Attendu que la requérante reproche à la décision l'insuffisance de motivation considérée comme son absence, en prétendant qu'elle a statué sur la mainlevée de la saisie-attribution opérée entre les mains de (B.M.T.Kh) malgré la preuve que la défenderesse est une société étrangère n'ayant aucune garantie financière sur le territoire marocain qu'elle pourrait quitter à tout moment, et que ce qui accroît l'importance de la motivation des jugements est de donner aux parties la possibilité de les examiner et de reconsidérer leurs dispositions, particulièrement dans une affaire comme celle-ci où la décision n'a pas été rendue en audience publique.

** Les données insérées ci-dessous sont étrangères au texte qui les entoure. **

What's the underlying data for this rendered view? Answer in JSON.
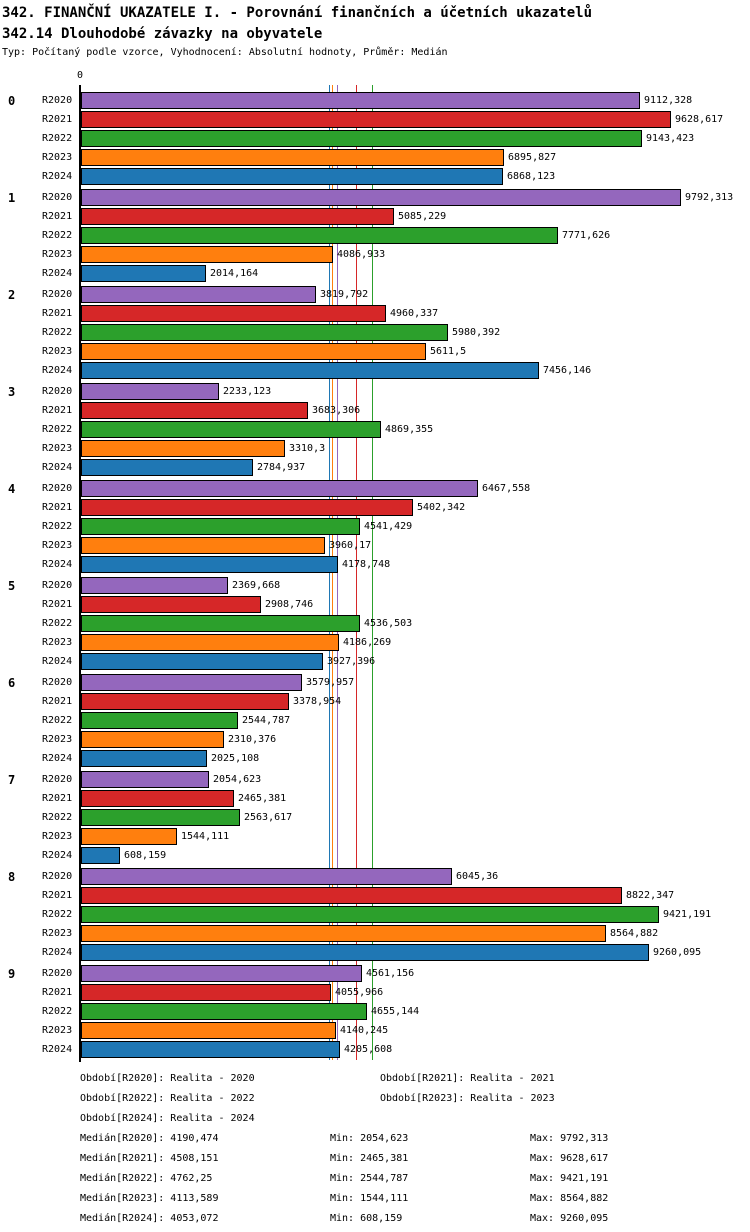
{
  "header": {
    "title": "342. FINANČNÍ UKAZATELE I. - Porovnání finančních a účetních ukazatelů",
    "subtitle": "342.14 Dlouhodobé závazky na obyvatele",
    "meta": "Typ: Počítaný podle vzorce, Vyhodnocení: Absolutní hodnoty, Průměr: Medián"
  },
  "chart_data": {
    "type": "bar",
    "orientation": "horizontal",
    "x_origin_label": "0",
    "xlim": [
      0,
      9800
    ],
    "grid": false,
    "years": [
      "R2020",
      "R2021",
      "R2022",
      "R2023",
      "R2024"
    ],
    "year_colors": [
      "#9467bd",
      "#d62728",
      "#2ca02c",
      "#ff7f0e",
      "#1f77b4"
    ],
    "groups": [
      {
        "label": "0",
        "values": [
          9112.328,
          9628.617,
          9143.423,
          6895.827,
          6868.123
        ],
        "value_labels": [
          "9112,328",
          "9628,617",
          "9143,423",
          "6895,827",
          "6868,123"
        ]
      },
      {
        "label": "1",
        "values": [
          9792.313,
          5085.229,
          7771.626,
          4086.933,
          2014.164
        ],
        "value_labels": [
          "9792,313",
          "5085,229",
          "7771,626",
          "4086,933",
          "2014,164"
        ]
      },
      {
        "label": "2",
        "values": [
          3819.792,
          4960.337,
          5980.392,
          5611.5,
          7456.146
        ],
        "value_labels": [
          "3819,792",
          "4960,337",
          "5980,392",
          "5611,5",
          "7456,146"
        ]
      },
      {
        "label": "3",
        "values": [
          2233.123,
          3683.306,
          4869.355,
          3310.3,
          2784.937
        ],
        "value_labels": [
          "2233,123",
          "3683,306",
          "4869,355",
          "3310,3",
          "2784,937"
        ]
      },
      {
        "label": "4",
        "values": [
          6467.558,
          5402.342,
          4541.429,
          3960.17,
          4178.748
        ],
        "value_labels": [
          "6467,558",
          "5402,342",
          "4541,429",
          "3960,17",
          "4178,748"
        ]
      },
      {
        "label": "5",
        "values": [
          2369.668,
          2908.746,
          4536.503,
          4186.269,
          3927.396
        ],
        "value_labels": [
          "2369,668",
          "2908,746",
          "4536,503",
          "4186,269",
          "3927,396"
        ]
      },
      {
        "label": "6",
        "values": [
          3579.957,
          3378.954,
          2544.787,
          2310.376,
          2025.108
        ],
        "value_labels": [
          "3579,957",
          "3378,954",
          "2544,787",
          "2310,376",
          "2025,108"
        ]
      },
      {
        "label": "7",
        "values": [
          2054.623,
          2465.381,
          2563.617,
          1544.111,
          608.159
        ],
        "value_labels": [
          "2054,623",
          "2465,381",
          "2563,617",
          "1544,111",
          "608,159"
        ]
      },
      {
        "label": "8",
        "values": [
          6045.36,
          8822.347,
          9421.191,
          8564.882,
          9260.095
        ],
        "value_labels": [
          "6045,36",
          "8822,347",
          "9421,191",
          "8564,882",
          "9260,095"
        ]
      },
      {
        "label": "9",
        "values": [
          4561.156,
          4055.966,
          4655.144,
          4140.245,
          4205.608
        ],
        "value_labels": [
          "4561,156",
          "4055,966",
          "4655,144",
          "4140,245",
          "4205,608"
        ]
      }
    ],
    "median_lines": [
      {
        "year": "R2020",
        "value": 4190.474,
        "color": "#9467bd"
      },
      {
        "year": "R2021",
        "value": 4508.151,
        "color": "#d62728"
      },
      {
        "year": "R2022",
        "value": 4762.25,
        "color": "#2ca02c"
      },
      {
        "year": "R2023",
        "value": 4113.589,
        "color": "#ff7f0e"
      },
      {
        "year": "R2024",
        "value": 4053.072,
        "color": "#1f77b4"
      }
    ]
  },
  "footer": {
    "periods": [
      "Období[R2020]: Realita - 2020",
      "Období[R2021]: Realita - 2021",
      "Období[R2022]: Realita - 2022",
      "Období[R2023]: Realita - 2023",
      "Období[R2024]: Realita - 2024"
    ],
    "stats": [
      {
        "median": "Medián[R2020]: 4190,474",
        "min": "Min: 2054,623",
        "max": "Max: 9792,313"
      },
      {
        "median": "Medián[R2021]: 4508,151",
        "min": "Min: 2465,381",
        "max": "Max: 9628,617"
      },
      {
        "median": "Medián[R2022]: 4762,25",
        "min": "Min: 2544,787",
        "max": "Max: 9421,191"
      },
      {
        "median": "Medián[R2023]: 4113,589",
        "min": "Min: 1544,111",
        "max": "Max: 8564,882"
      },
      {
        "median": "Medián[R2024]: 4053,072",
        "min": "Min: 608,159",
        "max": "Max: 9260,095"
      }
    ]
  }
}
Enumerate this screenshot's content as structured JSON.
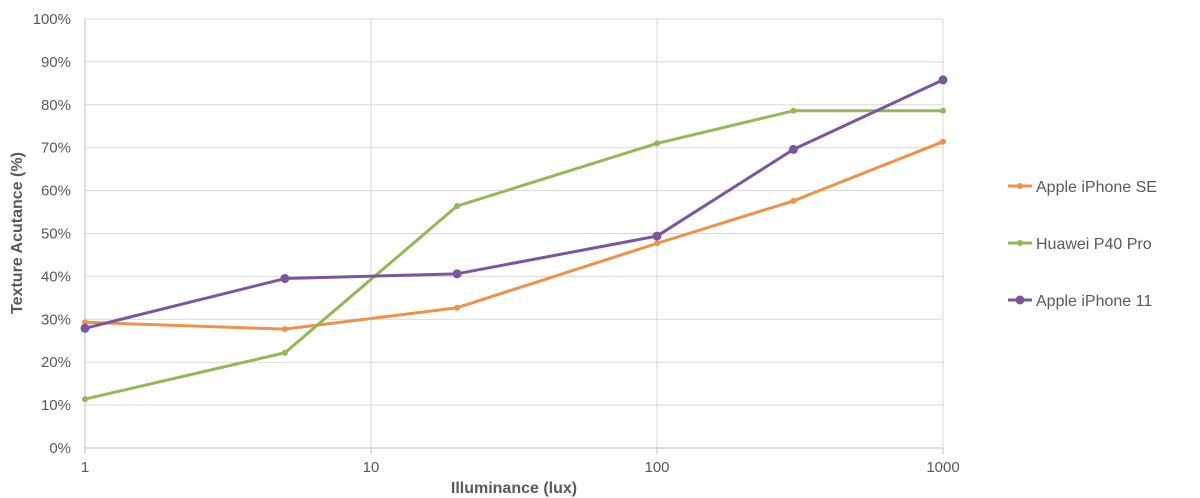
{
  "chart_data": {
    "type": "line",
    "xlabel": "Illuminance (lux)",
    "ylabel": "Texture Acutance (%)",
    "x_scale": "log",
    "xlim": [
      1,
      1000
    ],
    "ylim": [
      0,
      100
    ],
    "x_ticks": [
      1,
      10,
      100,
      1000
    ],
    "y_ticks": [
      0,
      10,
      20,
      30,
      40,
      50,
      60,
      70,
      80,
      90,
      100
    ],
    "y_tick_suffix": "%",
    "grid": true,
    "legend_position": "right",
    "series": [
      {
        "name": "Apple iPhone SE",
        "color": "#f0914a",
        "marker_size": 3,
        "x": [
          1,
          5,
          20,
          100,
          300,
          1000
        ],
        "y": [
          29.3,
          27.7,
          32.7,
          47.7,
          57.6,
          71.4
        ]
      },
      {
        "name": "Huawei P40 Pro",
        "color": "#93b858",
        "marker_size": 3,
        "x": [
          1,
          5,
          20,
          100,
          300,
          1000
        ],
        "y": [
          11.4,
          22.2,
          56.4,
          71.0,
          78.6,
          78.6
        ]
      },
      {
        "name": "Apple iPhone 11",
        "color": "#7b569f",
        "marker_size": 4.5,
        "x": [
          1,
          5,
          20,
          100,
          300,
          1000
        ],
        "y": [
          27.9,
          39.5,
          40.6,
          49.4,
          69.6,
          85.8
        ]
      }
    ]
  }
}
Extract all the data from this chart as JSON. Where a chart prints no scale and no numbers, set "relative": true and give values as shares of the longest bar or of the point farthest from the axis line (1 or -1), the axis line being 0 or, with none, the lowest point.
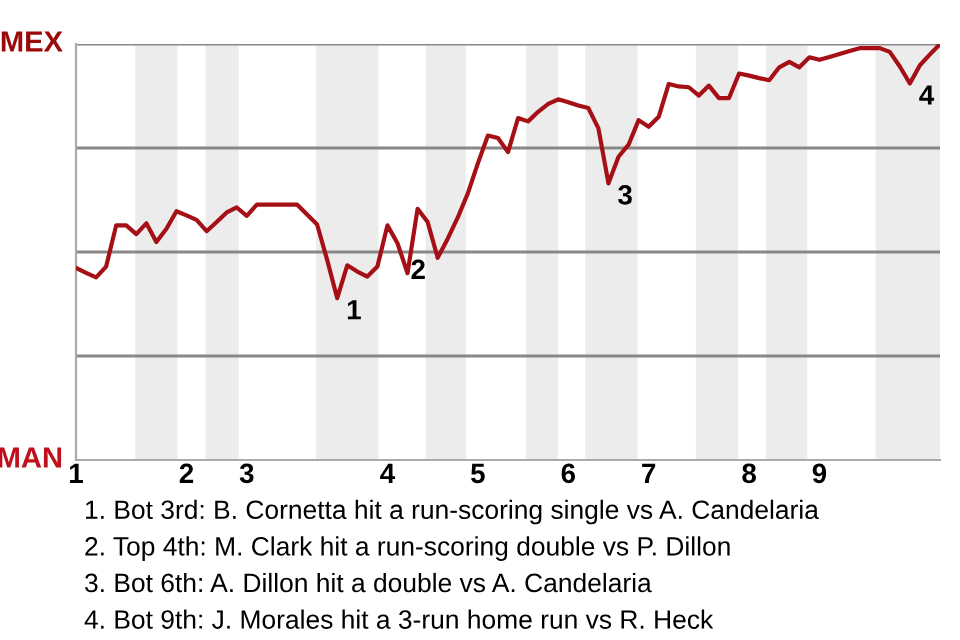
{
  "chart_data": {
    "type": "line",
    "relative": true,
    "categories": [
      "1",
      null,
      null,
      null,
      null,
      null,
      null,
      null,
      null,
      null,
      null,
      "2",
      null,
      null,
      null,
      null,
      null,
      "3",
      null,
      null,
      null,
      null,
      null,
      null,
      null,
      null,
      null,
      null,
      null,
      null,
      null,
      "4",
      null,
      null,
      null,
      null,
      null,
      null,
      null,
      null,
      "5",
      null,
      null,
      null,
      null,
      null,
      null,
      null,
      null,
      "6",
      null,
      null,
      null,
      null,
      null,
      null,
      null,
      "7",
      null,
      null,
      null,
      null,
      null,
      null,
      null,
      null,
      null,
      "8",
      null,
      null,
      null,
      null,
      null,
      null,
      "9",
      null,
      null,
      null,
      null,
      null,
      null,
      null,
      null,
      null,
      null,
      null,
      null
    ],
    "series": [
      {
        "color": "#a50f15",
        "values": [
          0.462,
          0.45,
          0.439,
          0.465,
          0.564,
          0.564,
          0.543,
          0.569,
          0.524,
          0.556,
          0.598,
          0.588,
          0.577,
          0.55,
          0.572,
          0.595,
          0.607,
          0.587,
          0.614,
          0.614,
          0.614,
          0.614,
          0.614,
          0.59,
          0.566,
          0.481,
          0.389,
          0.468,
          0.453,
          0.441,
          0.465,
          0.564,
          0.521,
          0.449,
          0.604,
          0.572,
          0.486,
          0.532,
          0.583,
          0.641,
          0.713,
          0.78,
          0.774,
          0.74,
          0.822,
          0.814,
          0.837,
          0.856,
          0.867,
          0.86,
          0.852,
          0.846,
          0.797,
          0.665,
          0.729,
          0.758,
          0.817,
          0.801,
          0.825,
          0.904,
          0.898,
          0.896,
          0.876,
          0.9,
          0.87,
          0.87,
          0.929,
          0.924,
          0.918,
          0.913,
          0.944,
          0.957,
          0.944,
          0.968,
          0.962,
          0.969,
          0.976,
          0.983,
          0.99,
          0.99,
          0.99,
          0.981,
          0.946,
          0.905,
          0.949,
          0.975,
          1
        ]
      }
    ],
    "grid": "y",
    "annotations": [
      "MEX",
      "MAN",
      "1",
      "2",
      "3",
      "4",
      "1. Bot 3rd: B. Cornetta hit a run-scoring single vs A. Candelaria",
      "2. Top 4th: M. Clark hit a run-scoring double vs P. Dillon",
      "3. Bot 6th: A. Dillon hit a double vs A. Candelaria",
      "4. Bot 9th: J. Morales hit a 3-run home run vs R. Heck"
    ]
  }
}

De plus, la demanderesse a soulevé devant le tribunal que la défenderesse avait introduit la même action actuelle devant le tribunal de commerce, ce qui devrait entraîner la déclaration de son rejet, mais le tribunal n'a pas répondu à cette exception, ce qui devrait entraîner la cassation de sa décision.
Cependant, attendu qu'il est établi pour le tribunal auteur de la décision attaquée que l'ordonnance de payer sur laquelle la demanderesse s'est fondée pour opérer la saisie-attribution sur les biens du débiteur (la défenderesse) a été annulée, et qu'il est également établi pour lui que la saisie qu'elle (la demanderesse) a opérée entre les mains de (M.Ch.F) sur la base de la même ordonnance de payer en garantie du même montant a été effectivement pratiquée, et qu'en se fondant sur l'ensemble de ce qui est mentionné, il n'avait pas besoin de rechercher si la défenderesse avait d'autres garanties ou non pour garantir la créance alléguée et n'était pas non plus tenu de répondre à une exception non pertinente, dès lors qu'aucune ordonnance de mainlevée de la saisie n'a été rendue concernant le montant déclaré par le tiers saisi, la décision est suffisamment motivée et le moyen est infondé dans sa première branche et sans effet dans la seconde.
Pour ces motifs, la Cour de cassation a rejeté la demande et condamné la demanderesse aux dépens.
C'est par ces motifs que l'arrêt a été rendu et prononcé à l'audience publique tenue à la date susmentionnée dans la salle des audiences ordinaires de la Cour de cassation à Rabat, la formation de jugement étant composée de M. Abdelrahman El Messbahi, président, et des conseillers : MM. Mohamed El Kadiri, rapporteur, Abdelilah Hanine et Saâd Farahaoui, et Bouchaïb Mataâbad, membres, en présence de M. Rachid Benani, avocat général, et de Mme Mounia Zaidoun, adjointe au greffier.